Enfin, nous commençons à voir des médecins de famille activement engagés dans le leadership du système. La mise en place d’un système plus efficace remplacerait le modèle actuel où les médecins de famille s’adaptent simplement aux structures imposées par le gouvernement et imposerait une certaine collaboration entre les médecins de famille et les administrateurs. Kaiser Permanente a mis en place une version efficace d’un modèle d’engagement des médecins depuis des décennies. Nous voyons des innovations, comme en Saskatchewan par exemple, qui utilise un modèle dyadique de leadership qui sollicite l’engagement des médecins dans des rôles de leadership7.
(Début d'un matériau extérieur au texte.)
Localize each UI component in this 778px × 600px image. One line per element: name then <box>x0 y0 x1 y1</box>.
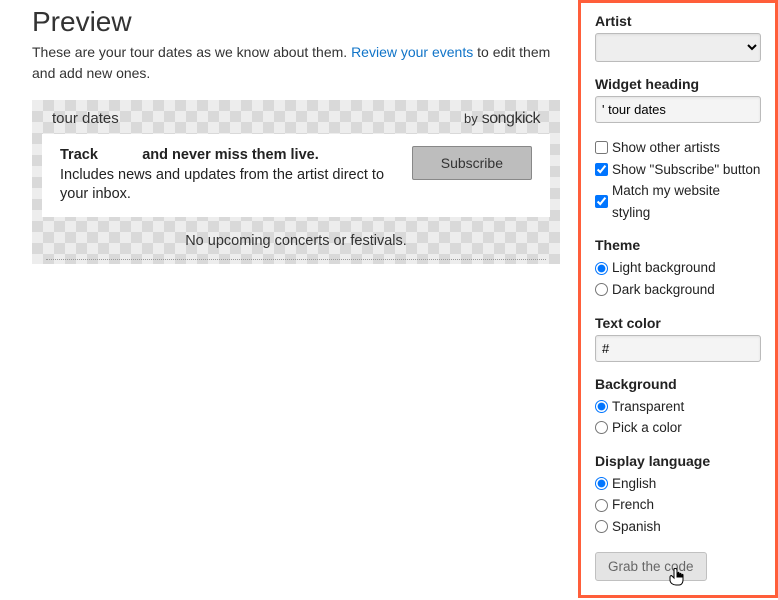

La relation avec nos patients est au cœur de tout ce que nous faisons et constitue sans doute notre principe le plus important. C’est dans les interactions individuelles que nous brillons et ces interactions représentent la partie la plus gratifiante de notre travail. Au cours de la prochaine décennie, est-il possible que plus de médecins, possédant plus de formation, puissent rejoindre un plus grand nombre de patients, grâce à leurs collègues des équipes interprofessionnelles, à l’intelligence artificielle et à l’avancement des soins virtuels, afin de fournir des soins de meilleure qualité que jamais auparavant ? Grâce à tous nos efforts concertés, je crois que ceci n’est pas seulement possible, mais très probable. Et ce serait vraiment l’âge d’or.